Gözlerimi yavaşça araladığımda gördüğüm ayaklar umutsuzlukla nefesimi dışarı vermeme neden olmuştu. Mucizeler hep benim aleyhime işliyordu.

"Majesteleri, eğer müsadeniz olursa hanımımı eve götürmek istiyorum."

Bakışlarım yerde gezinirken dudaklarımın üzerinde hissettiğim sıvıyla elimi dudaklarıma götürmüştüm. Görüş açıma giren elimdeki kanı gördüğümde yüzümü buruşturdum.

"Hanımım!"

Nayeon kıyafetinin arasına sıkıştırılmış mendili çıkarıp burnumun altına tutarken endişeli gözüküyordu. Veliaht Prensin bizi rahat bırakması adına rol yapıyor diyeceğim ama gerçekten endişeli bir ifadeyle ilgileniyordu benimle.
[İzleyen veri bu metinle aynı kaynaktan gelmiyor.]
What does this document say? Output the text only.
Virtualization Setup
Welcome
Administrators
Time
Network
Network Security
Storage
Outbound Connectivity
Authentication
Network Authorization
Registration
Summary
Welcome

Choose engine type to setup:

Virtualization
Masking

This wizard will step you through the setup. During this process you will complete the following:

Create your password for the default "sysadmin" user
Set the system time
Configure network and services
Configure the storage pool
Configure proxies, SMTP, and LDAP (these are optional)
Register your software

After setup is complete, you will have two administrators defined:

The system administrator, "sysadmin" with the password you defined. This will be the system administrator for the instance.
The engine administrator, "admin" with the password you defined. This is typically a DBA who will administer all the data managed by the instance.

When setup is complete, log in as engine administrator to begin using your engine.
"Tamam, bugünlük bu kadar olsun. Yarın devam edersiniz."

Nayeon başıyla onaylarken gözlerimi devirip burnumun altına tuttuğum mendili sıktım. İlla toplattıracaktı o kadar ağacı!

"Kalkın, hanımım."

Kolumdan destek olan Nayeon'a sıcak bir bakış atarken yavaşça ayağa kalkmıştım. Elma bahçesinin çıkışına doğru ilerlerken görüşüme Namjoon girmişti. Atıyla yanımıza kadar gelmiş, aşağı indiğinde arkamızda kalan bedenlere karşı saygı çerçevesinde eğilerek selam vermişti.

Bakışları saniyelerin ardından Nayeon'dan tarafı dönmüştü.

"Sen yürüyerek gelebilirsin değil mi?"

Nayeon başıyla onaylarken Namjoon'un bakışları benden tarafı dönmüştü. Neden Nayeon'a yürüme gelip gelemeyeceğini sormuştu ki?

"Gel hadi."

Kolumdan tutup ata yaklaştırırken "Sen benimle geleceksin." demişti duyabileceğim bir şekilde. Cevap vermeme kalmadan yardımıyla atın üzerine çıkmıştım. Arkamdaki yerini aldığında başımı sol omzumun üzerine doğru çevirdim.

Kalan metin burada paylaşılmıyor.